E.U. Launches Net Neutrality Inquiry

LONDON — Following in the footsteps of the U.S., U.K. and Canada, the European Union has launched a new consultation in net neutrality.

The European Commission notes that Europe has long relied on "competition" and "transparency" to address concerns about discrimination (Europe has long patted itself on the back over its line-sharing rules that have created the competition it loves so much).

But the new consultation wants to know if competition has really done enough, and if telling customers that you plan to throttle certain protocols within an inch of their lives really does relieve all concerns about traffic management practices.

And what about "managed services," where ISPs simply run a "separate," bandwidth-protected service like IPTV over the same pipe?
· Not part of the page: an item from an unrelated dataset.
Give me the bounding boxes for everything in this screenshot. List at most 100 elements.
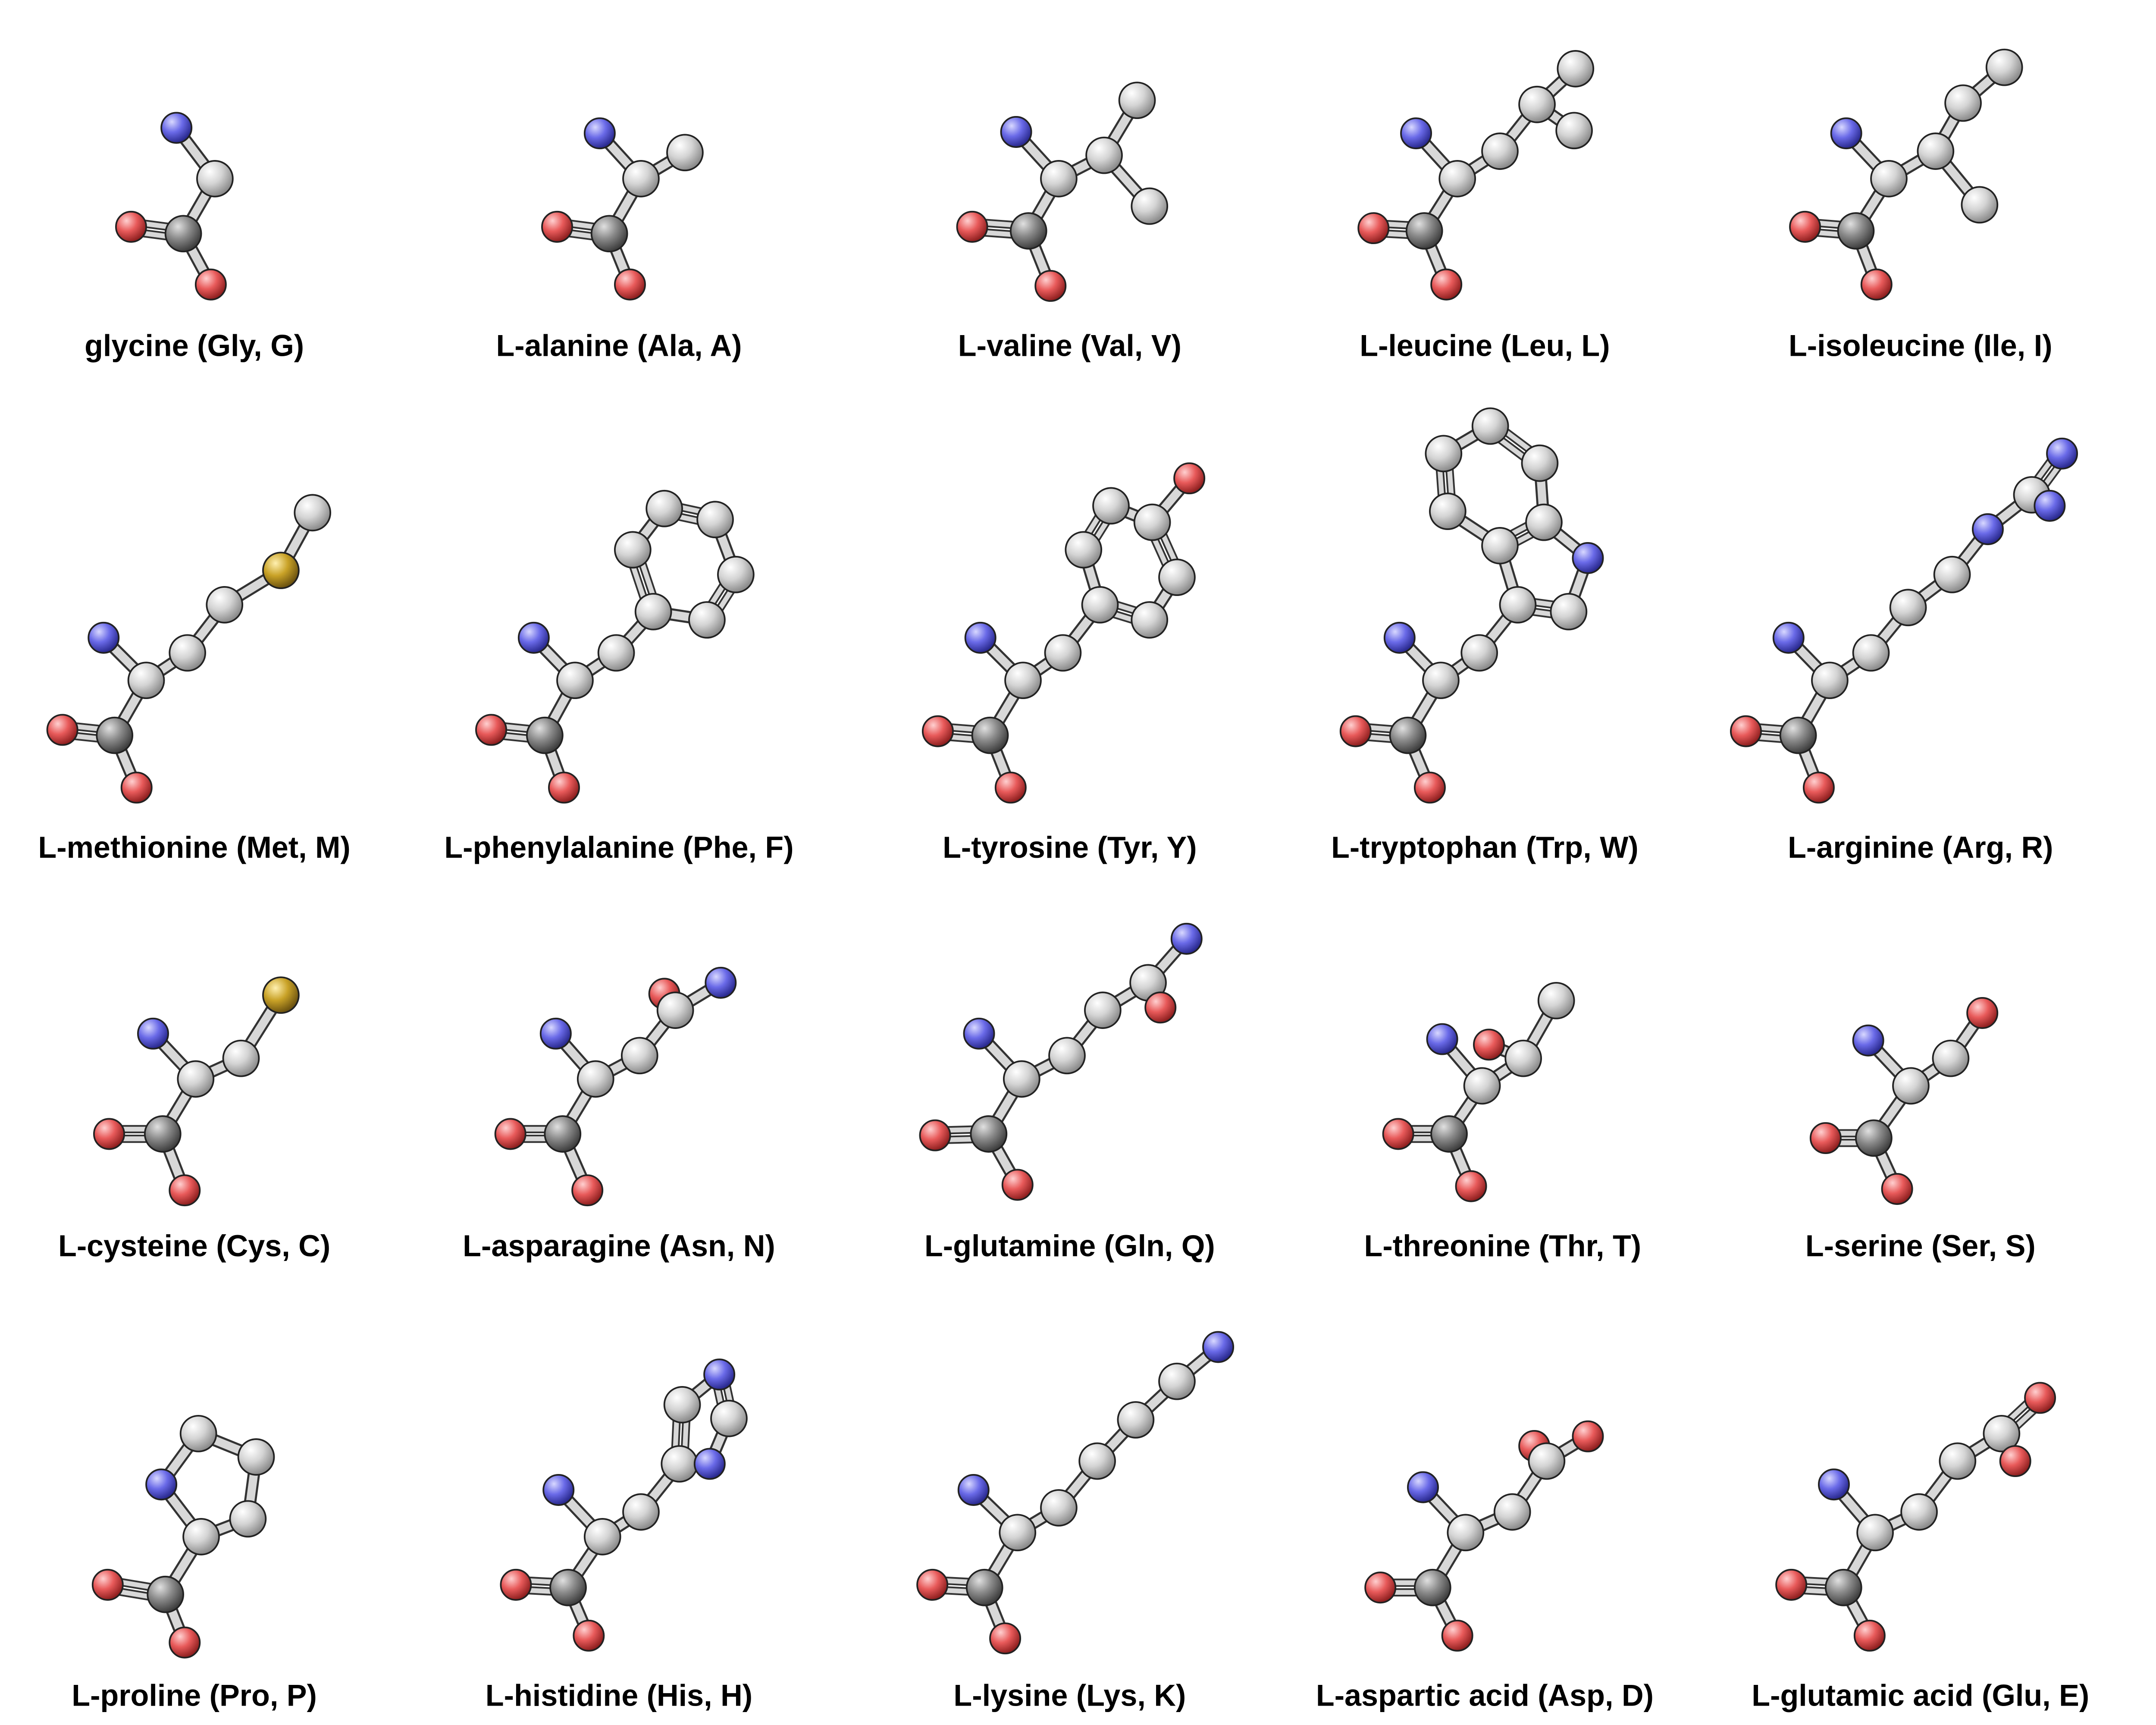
molecule-model xyxy=(541,117,704,301)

E.U. Commissioner Neelie Kroes, the woman who went after Microsoft on antitrust grounds, said, "I am committed to keeping the Internet open and neutral. Consumers should be able to access the content they want.

“Content providers and operators should have the right incentives to keep innovating. But traffic management and net neutrality are highly complex issues. I do not assume that one approach or another should prevail. We need input from all sides so we can examine all the issues carefully, in a very objective way, strike the right balance between all the interests involved and work out what new measures, if any, may be needed."

The Commission, committed to the "open and neutral character of the Internet," is taking comments through the end of September on a host of questions about the end-to-end principle, traffic management, and just why it is that wireless operators are blocking VOIP services.